Armstrong has almost completely overhauled the Coyotes’ NHL roster — and the coaching staff, too. He’s traded away on-ice leaders at both the NHL and American Hockey League levels for an overflow of early-round draft picks as he works to makes the Coyotes contenders.
It’s telling, then, that Armstrong hasn’t tinkered much with Tucson’s coaching staff — except, that is, to put back together the same division-winning bench from two years ago.
That includes the retention of last year’s head coach, Steve Potvin, who will serve as an assistant — hardly an easy ask after he guided the Roadrunners through a 35-game rush of a regular season last spring.
John Slaney, the blueline wizard on staff with either the Coyotes or Roadrunners the last seven seasons, returns, too.
“I’m glad we’re back together. I’m glad (Armstrong) trusts us to have this kind of responsibility because we know what type of rebuild this is going to be,” Potvin said. “It’s going to bring in a lot of new players — young players — that are really going to be a big part of our future, organizationally speaking.
“It means a lot that they trust us — that they’re willing to hand us their biggest assets in order to help create some NHL players and you know, one day win a Stanley Cup. That’s the bottom line, and that’s what they want. We’re on the right page to try to accomplish that, really.”
Potvin is in perhaps the most unique situation of all.
“Of course, you know, I want to be a head coach. I want to keep in continuing my career progressing,” he said. “But honest to goodness, my first reaction, I wasn’t in love with the idea. But that only lasted a little while. I really like what we’re doing here. I really believe in the organization.”
Slaney said he’s not surprised Potvin chose to stick around.
“In Steve’s case, I know how much he enjoys working with these players, and I’m in the same situation. You could almost say that these are like our own sons, really,” Slaney said. “When these kids actually leave and go up to the National Hockey League, it makes us feel good about getting these kids to that next level.

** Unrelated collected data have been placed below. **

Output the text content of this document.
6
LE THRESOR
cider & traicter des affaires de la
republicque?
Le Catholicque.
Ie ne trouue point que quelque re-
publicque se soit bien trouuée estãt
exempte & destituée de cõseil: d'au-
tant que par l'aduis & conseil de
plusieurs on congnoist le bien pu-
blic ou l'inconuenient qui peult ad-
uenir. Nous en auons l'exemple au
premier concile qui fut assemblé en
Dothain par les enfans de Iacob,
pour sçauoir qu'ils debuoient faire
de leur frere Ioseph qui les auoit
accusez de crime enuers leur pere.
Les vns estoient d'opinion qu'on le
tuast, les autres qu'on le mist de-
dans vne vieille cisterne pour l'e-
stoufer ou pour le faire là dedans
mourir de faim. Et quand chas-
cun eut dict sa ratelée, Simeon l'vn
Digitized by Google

That’s what their dreams are.”
Varady said it’s the wide range of experience the three of them bring together makes this particular coach’s room tick.

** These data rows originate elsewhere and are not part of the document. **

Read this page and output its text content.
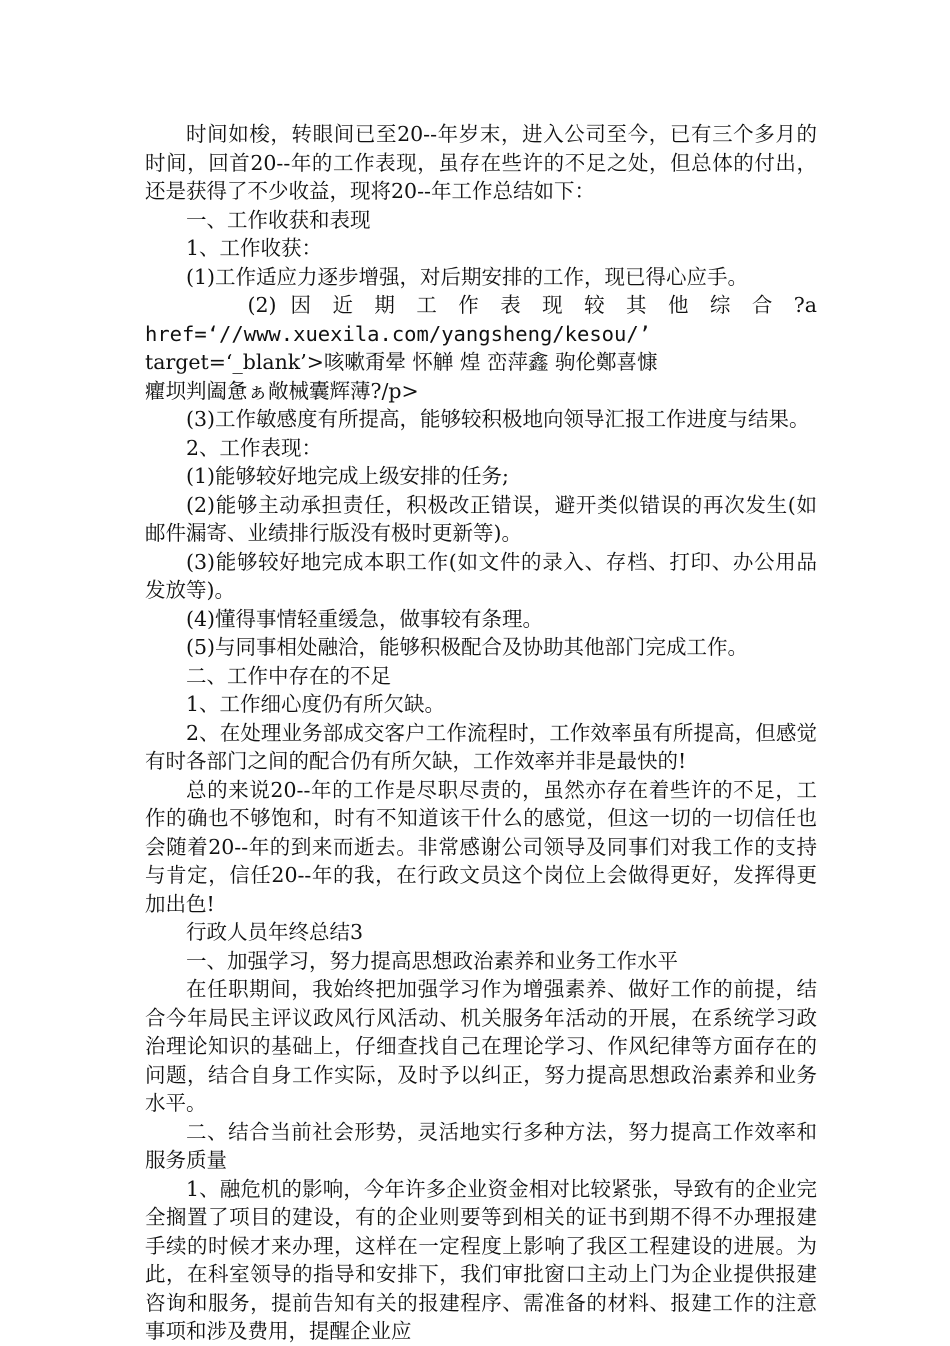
时间如梭，转眼间已至20--年岁末，进入公司至今，已有三个多月的时间，回首20--年的工作表现，虽存在些许的不足之处，但总体的付出，还是获得了不少收益，现将20--年工作总结如下：

一、工作收获和表现

1、工作收获：

(1)工作适应力逐步增强，对后期安排的工作，现已得心应手。

(2) 因 近 期 工 作 表 现 较 其 他 综 合 ?a

href=‘//www.xuexila.com/yangsheng/kesou/’

target=‘_blank’>咳嗽甭晕 怀觯 煌 峦萍鑫 驹伦鄭喜慷

癯坝判阖惫ぁ敞械囊辉薄?/p>

(3)工作敏感度有所提高，能够较积极地向领导汇报工作进度与结果。

2、工作表现：

(1)能够较好地完成上级安排的任务;

(2)能够主动承担责任，积极改正错误，避开类似错误的再次发生(如邮件漏寄、业绩排行版没有极时更新等)。

(3)能够较好地完成本职工作(如文件的录入、存档、打印、办公用品发放等)。

(4)懂得事情轻重缓急，做事较有条理。

(5)与同事相处融洽，能够积极配合及协助其他部门完成工作。

二、工作中存在的不足

1、工作细心度仍有所欠缺。

2、在处理业务部成交客户工作流程时，工作效率虽有所提高，但感觉有时各部门之间的配合仍有所欠缺，工作效率并非是最快的!

总的来说20--年的工作是尽职尽责的，虽然亦存在着些许的不足，工作的确也不够饱和，时有不知道该干什么的感觉，但这一切的一切信任也会随着20--年的到来而逝去。非常感谢公司领导及同事们对我工作的支持与肯定，信任20--年的我，在行政文员这个岗位上会做得更好，发挥得更加出色!

行政人员年终总结3

一、加强学习，努力提高思想政治素养和业务工作水平

在任职期间，我始终把加强学习作为增强素养、做好工作的前提，结合今年局民主评议政风行风活动、机关服务年活动的开展，在系统学习政治理论知识的基础上，仔细查找自己在理论学习、作风纪律等方面存在的问题，结合自身工作实际，及时予以纠正，努力提高思想政治素养和业务水平。

二、结合当前社会形势，灵活地实行多种方法，努力提高工作效率和服务质量

1、融危机的影响，今年许多企业资金相对比较紧张，导致有的企业完全搁置了项目的建设，有的企业则要等到相关的证书到期不得不办理报建手续的时候才来办理，这样在一定程度上影响了我区工程建设的进展。为此，在科室领导的指导和安排下，我们审批窗口主动上门为企业提供报建咨询和服务，提前告知有关的报建程序、需准备的材料、报建工作的注意事项和涉及费用，提醒企业应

“These guys know this level, and the know the hard part the players are going through,” he said, noting that while Slaney is an AHL Hall of Fame defenseman, Potvin has experience now as a skills coach, an AHL assistant, and an AHL head coach on his resume. “If you watch these guys operate, it’s a lot of stuff that happens outside of rinks.

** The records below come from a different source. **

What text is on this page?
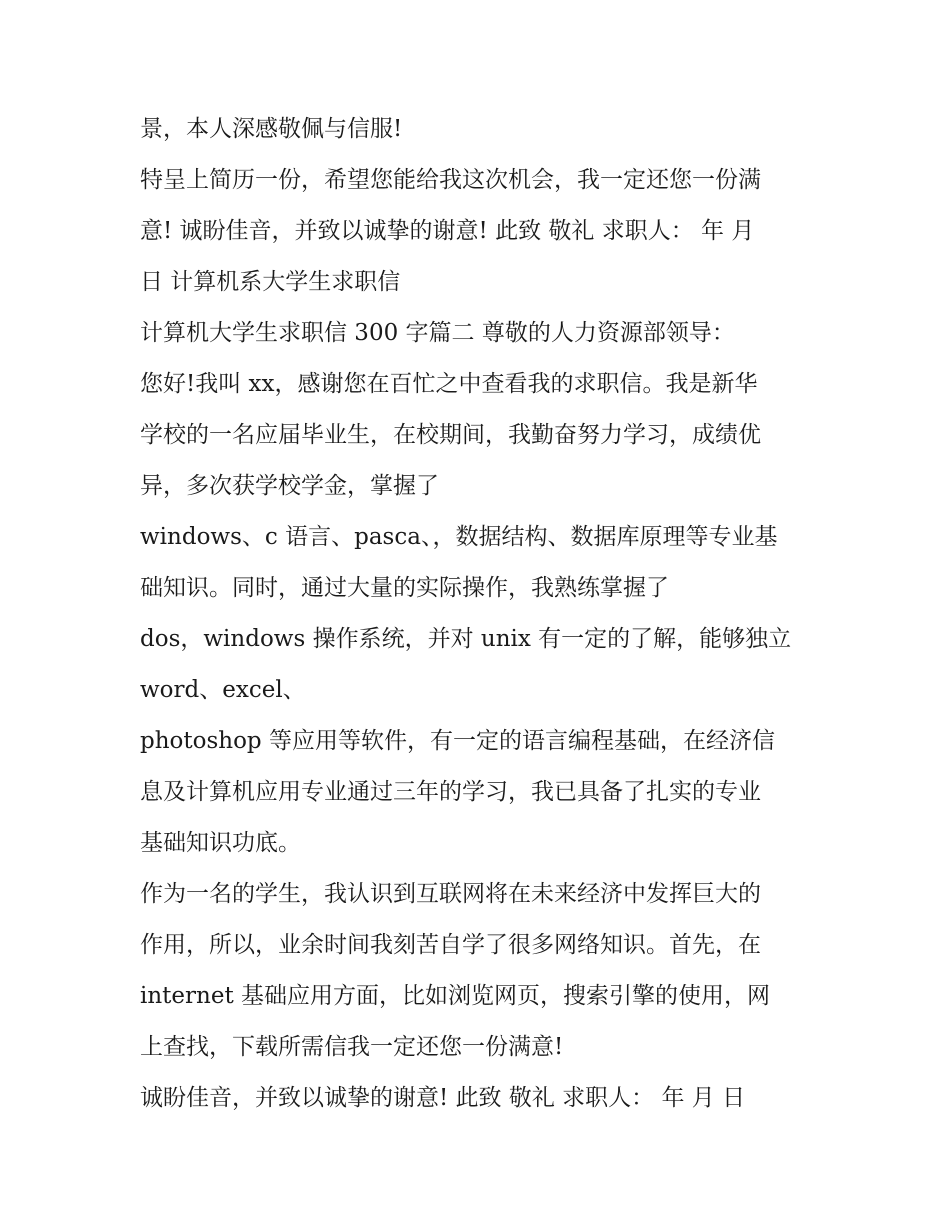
景，本人深感敬佩与信服!
特呈上简历一份，希望您能给我这次机会，我一定还您一份满
意! 诚盼佳音，并致以诚挚的谢意! 此致 敬礼 求职人： 年 月
日 计算机系大学生求职信
计算机大学生求职信 300 字篇二 尊敬的人力资源部领导：
您好!我叫 xx，感谢您在百忙之中查看我的求职信。我是新华
学校的一名应届毕业生，在校期间，我勤奋努力学习，成绩优
异，多次获学校学金，掌握了
windows、c 语言、pasca、，数据结构、数据库原理等专业基
础知识。同时，通过大量的实际操作，我熟练掌握了
dos，windows 操作系统，并对 unix 有一定的了解，能够独立
word、excel、
photoshop 等应用等软件，有一定的语言编程基础，在经济信
息及计算机应用专业通过三年的学习，我已具备了扎实的专业
基础知识功底。
作为一名的学生，我认识到互联网将在未来经济中发挥巨大的
作用，所以，业余时间我刻苦自学了很多网络知识。首先，在
internet 基础应用方面，比如浏览网页，搜索引擎的使用，网
上查找，下载所需信我一定还您一份满意!
诚盼佳音，并致以诚挚的谢意! 此致 敬礼 求职人： 年 月 日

“It’s when we’re sitting in airports waiting for the Southwest flight and ‘Potsie’ is in the corner of some airport talking (to the players). Or it’s the coffee that ‘Slanes’ is having in the locker room before practice when I’m looking for him to do a drill. These are the things that makes these guys special.”
Varady said perhaps the best thing about the trio coming back together is “we all grew” last season in different ways.
“Those guys had huge roles down here, with more job responsibilities,” he said, acknowledging that Tucson had only two on-ice coaches in Potvin and Slaney last season, as opposed to the three previously and again this year.
“Everything happened so fast with Jay going up (in January),” Slaney said of last season. “But Potsie and I had worked together for four years. We could just understand what both of us were thinking, even though there was a guy missing there.”
Varady said that as much as he thinks things will feel somewhat the same, he wants them to be different, too.
“It’s easy to go back and do exactly what we had done before,” he said. “But I don’t think we’re going to do that. I think we all took some things (from last season) that that we want to work on. We want to continue to grow.”